Conventionally, a chain-of-thought is a hidden state, embedded within a component. Those chain-of-thought instances do not normally see the light of day. They now become the star of the show, somewhat, internally at least. The beauty of concentrating on CoTs is that we could then apply other clever techniques. For example, we might be able to optimize using methods such as a gradient descent technique (see my discussion at the link here).
Remember too that we aren't eliminating the use of tokens and instead will be converting back and forth to intermittently use the language space or the reasoning space, as appropriate. Sometimes the language space will be the best course of action. Sometimes the reasoning space will be the best course of action.
We can pick and choose.
A heads-up note is that as mentioned earlier, this is just a macroscopic high-level sketch to give you a semblance of what this conception consists of. There are tons more details involved.

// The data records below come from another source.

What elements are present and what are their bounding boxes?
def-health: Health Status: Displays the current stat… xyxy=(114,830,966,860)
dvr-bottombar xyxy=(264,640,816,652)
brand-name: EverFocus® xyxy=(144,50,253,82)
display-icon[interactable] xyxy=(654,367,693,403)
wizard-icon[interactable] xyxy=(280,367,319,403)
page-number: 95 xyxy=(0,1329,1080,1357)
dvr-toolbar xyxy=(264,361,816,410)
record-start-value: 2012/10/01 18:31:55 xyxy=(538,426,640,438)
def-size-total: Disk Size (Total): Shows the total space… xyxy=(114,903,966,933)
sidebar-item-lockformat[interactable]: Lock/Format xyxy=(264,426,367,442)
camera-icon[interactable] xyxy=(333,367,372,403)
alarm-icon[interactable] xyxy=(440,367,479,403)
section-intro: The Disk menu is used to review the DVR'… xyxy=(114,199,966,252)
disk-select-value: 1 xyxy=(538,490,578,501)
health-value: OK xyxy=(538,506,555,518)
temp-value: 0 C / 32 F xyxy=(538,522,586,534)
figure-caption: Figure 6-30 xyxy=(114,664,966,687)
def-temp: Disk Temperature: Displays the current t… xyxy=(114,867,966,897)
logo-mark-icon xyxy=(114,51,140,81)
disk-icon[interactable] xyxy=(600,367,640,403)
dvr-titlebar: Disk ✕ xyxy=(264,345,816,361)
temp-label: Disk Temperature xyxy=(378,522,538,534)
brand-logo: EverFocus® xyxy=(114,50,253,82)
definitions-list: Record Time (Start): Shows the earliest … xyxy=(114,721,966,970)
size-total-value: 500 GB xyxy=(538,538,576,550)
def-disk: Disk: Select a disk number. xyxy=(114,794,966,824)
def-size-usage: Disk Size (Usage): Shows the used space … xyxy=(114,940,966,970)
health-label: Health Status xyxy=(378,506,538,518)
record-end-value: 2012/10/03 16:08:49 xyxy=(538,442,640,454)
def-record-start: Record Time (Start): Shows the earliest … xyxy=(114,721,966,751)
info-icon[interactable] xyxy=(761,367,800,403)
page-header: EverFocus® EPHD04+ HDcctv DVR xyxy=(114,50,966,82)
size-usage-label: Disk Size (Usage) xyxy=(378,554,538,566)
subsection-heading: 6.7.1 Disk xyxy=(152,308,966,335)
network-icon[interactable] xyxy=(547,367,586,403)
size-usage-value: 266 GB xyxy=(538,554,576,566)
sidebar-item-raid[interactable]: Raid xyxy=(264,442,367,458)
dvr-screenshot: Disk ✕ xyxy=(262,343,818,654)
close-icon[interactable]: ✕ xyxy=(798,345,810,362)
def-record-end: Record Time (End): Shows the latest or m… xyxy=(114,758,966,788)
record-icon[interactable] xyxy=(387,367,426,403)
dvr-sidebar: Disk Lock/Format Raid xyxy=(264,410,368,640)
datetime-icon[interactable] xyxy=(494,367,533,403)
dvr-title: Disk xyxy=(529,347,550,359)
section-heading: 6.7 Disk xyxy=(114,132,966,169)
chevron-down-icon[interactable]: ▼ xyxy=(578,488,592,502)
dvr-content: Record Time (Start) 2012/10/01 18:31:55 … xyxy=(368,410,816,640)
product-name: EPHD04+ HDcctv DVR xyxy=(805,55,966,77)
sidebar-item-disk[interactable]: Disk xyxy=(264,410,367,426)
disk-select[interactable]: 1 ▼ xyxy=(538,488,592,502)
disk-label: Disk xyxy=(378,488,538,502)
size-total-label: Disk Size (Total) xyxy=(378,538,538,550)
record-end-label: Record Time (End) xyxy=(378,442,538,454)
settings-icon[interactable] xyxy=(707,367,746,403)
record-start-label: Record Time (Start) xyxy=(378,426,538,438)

Those of you that are wanting the AI nitty-gritty should consider reading a fascinating paper entitled "Training Large Language Models To Reason In Continuous Latent Space" by Shibo Hao, Sainbayar Sukhbaatar, DiJia Su, Xian Li, Zhiting Hu, Jason Weston, Yuandong Tian, arXiv, December 11, 2024, which made these salient points (excerpts):
I applaud these kinds of outside-the-box AI research efforts.
I'll offer a few final thoughts and then conclude.
Believe it or not, in some respects, the AI field at times is stale.
That probably seems shocking. We daily get announcements about this new AI or that new AI.
Here's the rub. We need to avoid falling into a mental trap of doing the same things over and over. To some degree, I liken this to the movie business. Having built lots of AI systems for the entertainment industry, one aspect I observed overall is the willingness to keep producing movies that are part of the mainstream. There is immense risk aversion at hand, including not venturing readily toward independent films or taking chances on creative plots.
Don't let AI become stagnant in the sense of dogmatically pursuing AI in only one particular way. Put all options on the chalkboard. Continuously evaluate and reassess. Try new things.
I am reminded of a famous remark by Albert Einstein: "We cannot get to where we dream of being tomorrow unless we change our thinking today."
A truism worthy of tokenizing and thoughtfully processing on a continuous basis.